The Short List of Mistakes
| Mistake | Why it keeps happening | Why it matters |
|---|---|---|
| Exposing port 502 to the internet | Remote access is convenient, legacy systems are awkward to modernise | Modbus TCP has almost no native security. Exposed services are easy targets. |
| Treating the industrial router as "the security layer" | Rugged edge gear creates a false sense of containment | Router and management-plane flaws can become the bridge into OT. |
| Believing in the air gap after adding remote access | Operations need telemetry, support, and cloud visibility | IT/OT convergence and convenience links quietly erase isolation. |
| Keeping default or weak credentials nearby | Password hygiene is often secondary in OT operations | Weak edge credentials compound protocol insecurity and enable lateral movement. |
| Running unpatchable legacy controllers without compensating controls | Replacement is expensive, downtime is hard to justify | Old systems stay exposed long after their security assumptions are obsolete. |
What to Actually Do
No magic fix for decades of accumulated mess, but there's a floor. Below it, no serious operator should fall.

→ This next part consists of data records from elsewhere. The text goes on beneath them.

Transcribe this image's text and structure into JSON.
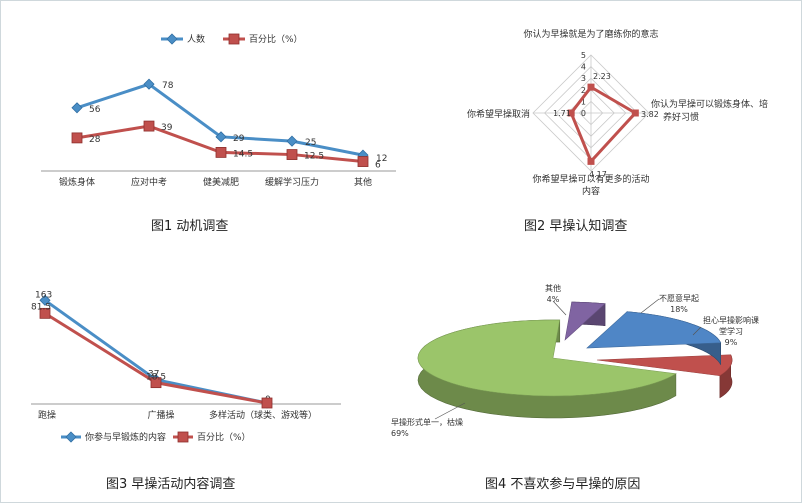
{
  "chart_data": [
    {
      "type": "line",
      "caption": "图1   动机调查",
      "categories": [
        "锻炼身体",
        "应对中考",
        "健美减肥",
        "缓解学习压力",
        "其他"
      ],
      "series": [
        {
          "name": "人数",
          "values": [
            56,
            78,
            29,
            25,
            12
          ],
          "color": "#4a8ec6",
          "marker": "diamond"
        },
        {
          "name": "百分比（%）",
          "values": [
            28,
            39,
            14.5,
            12.5,
            6
          ],
          "color": "#c0504d",
          "marker": "square"
        }
      ],
      "legend": "top"
    },
    {
      "type": "radar",
      "caption": "图2   早操认知调查",
      "axes": [
        "你认为早操就是为了磨练你的意志",
        "你认为早操可以锻炼身体、培养好习惯",
        "你希望早操可以有更多的活动内容",
        "你希望早操取消"
      ],
      "ticks": [
        "5",
        "4",
        "3",
        "2",
        "1",
        "0"
      ],
      "values": [
        2.23,
        3.82,
        4.17,
        1.71
      ],
      "value_labels": [
        "2.23",
        "3.82",
        "4.17",
        "1.71"
      ],
      "range": [
        0,
        5
      ],
      "color": "#c0504d"
    },
    {
      "type": "line",
      "caption": "图3   早操活动内容调查",
      "categories": [
        "跑操",
        "广播操",
        "多样活动（球类、游戏等）"
      ],
      "series": [
        {
          "name": "你参与早锻炼的内容",
          "values": [
            163,
            37,
            0
          ],
          "color": "#4a8ec6",
          "marker": "diamond"
        },
        {
          "name": "百分比（%）",
          "values": [
            81.5,
            18.5,
            0
          ],
          "color": "#c0504d",
          "marker": "square"
        }
      ],
      "value_labels": [
        [
          "163",
          "37",
          "0"
        ],
        [
          "81.5",
          "18.5",
          ""
        ]
      ],
      "legend": "bottom"
    },
    {
      "type": "pie",
      "caption": "图4   不喜欢参与早操的原因",
      "slices": [
        {
          "label": "早操形式单一，枯燥",
          "pct": "69%",
          "value": 69,
          "color": "#9bc56a"
        },
        {
          "label": "不愿意早起",
          "pct": "18%",
          "value": 18,
          "color": "#4f86c6"
        },
        {
          "label": "担心早操影响课堂学习",
          "pct": "9%",
          "value": 9,
          "color": "#c0504d"
        },
        {
          "label": "其他",
          "pct": "4%",
          "value": 4,
          "color": "#8064a2"
        }
      ]
    }
  ]
}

- If Shodan can see port 502 on your external range, you're already in trouble. Publicly reachable Modbus TCP is an operational failure, not a hardening backlog.
- No raw Modbus over the internet. If it must cross a wide-area link, tunnel it inside something with actual authentication. Better: terminate industrial traffic internally and expose only mediated services upstream.

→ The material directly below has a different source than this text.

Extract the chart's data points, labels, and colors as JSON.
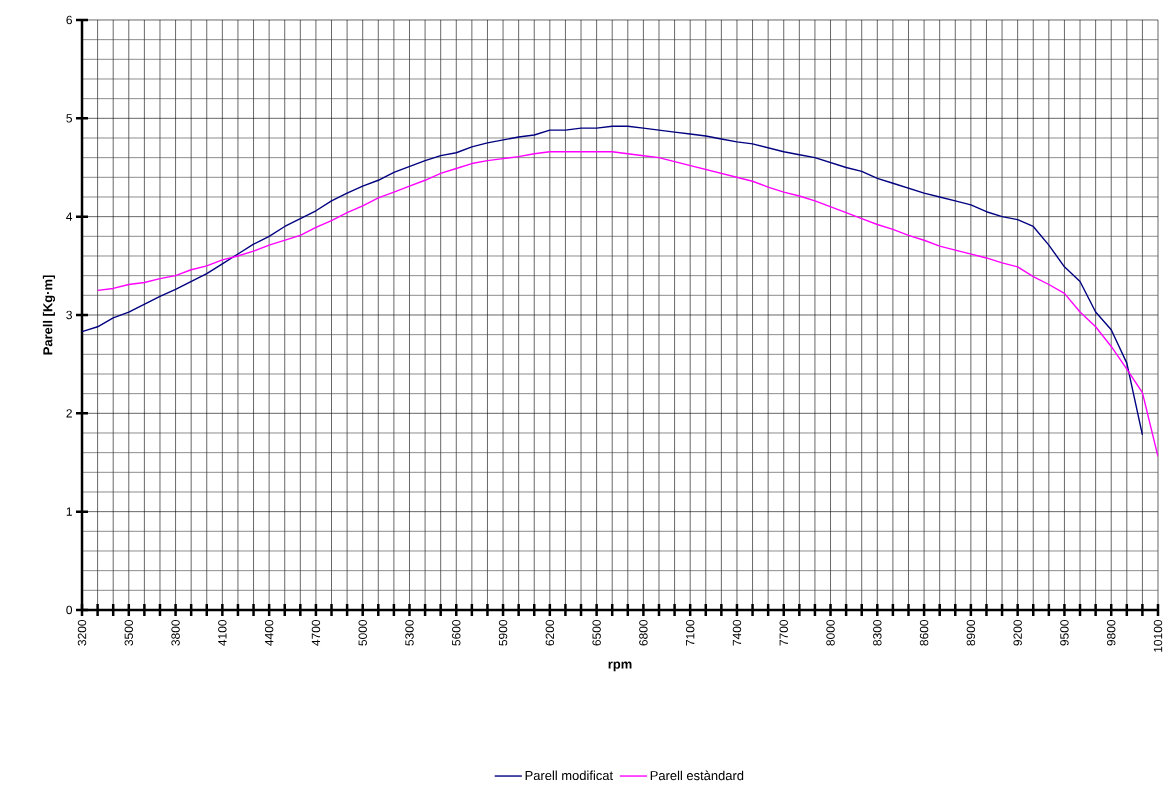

- Segment. IT from OT. Within OT: safety systems, control systems, engineering workstations, and field devices should not share a blast radius.
- Put controls in front of critical systems that understand industrial protocols. Industrial firewalls that know Modbus function codes beat generic perimeter boxes that only see port numbers.
- Know what actually speaks industrial protocols on your network. A surprising amount of OT insecurity starts with nobody knowing which devices are reachable and from where.
- Scan your own external exposure the same way an attacker would. If you can find it with Shodan or Censys in under ten minutes, assume someone already has.
- Some hardware can't be patched and won't ever be. When that's the case, architecture is the control: gateways, one-way flows, aggressive access limitation.
The easy wins are unglamorous: close 502 on the WAN side, kill default credentials, disable unnecessary remote services, actually review what's exposed. The hard wins are architectural and require downtime somebody has to schedule and pay for.
Why this isn't a curiosity
That device in the screenshot isn't interesting because it's rare. It's interesting because it's ordinary. Across power, heating, water, transport, and manufacturing, similar devices are sitting exposed every day, fronting systems that still rely on protocols designed for a plant floor that no longer exists.
FrostyGoop wasn't sophisticated. It succeeded because the industry keeps giving old, trusting protocols modern exposure and hoping habit will make up the difference. The question stopped being "can this be manipulated?" years ago. Real incidents answered that.
The actual question is how many environments would survive being looked at hard tomorrow. If a stranger can find port 502 from a search bar, and a threat actor can reach equipment that still assumes every valid packet is friendly – it's not a theoretical problem. It's live, searchable, and connected to things that can break.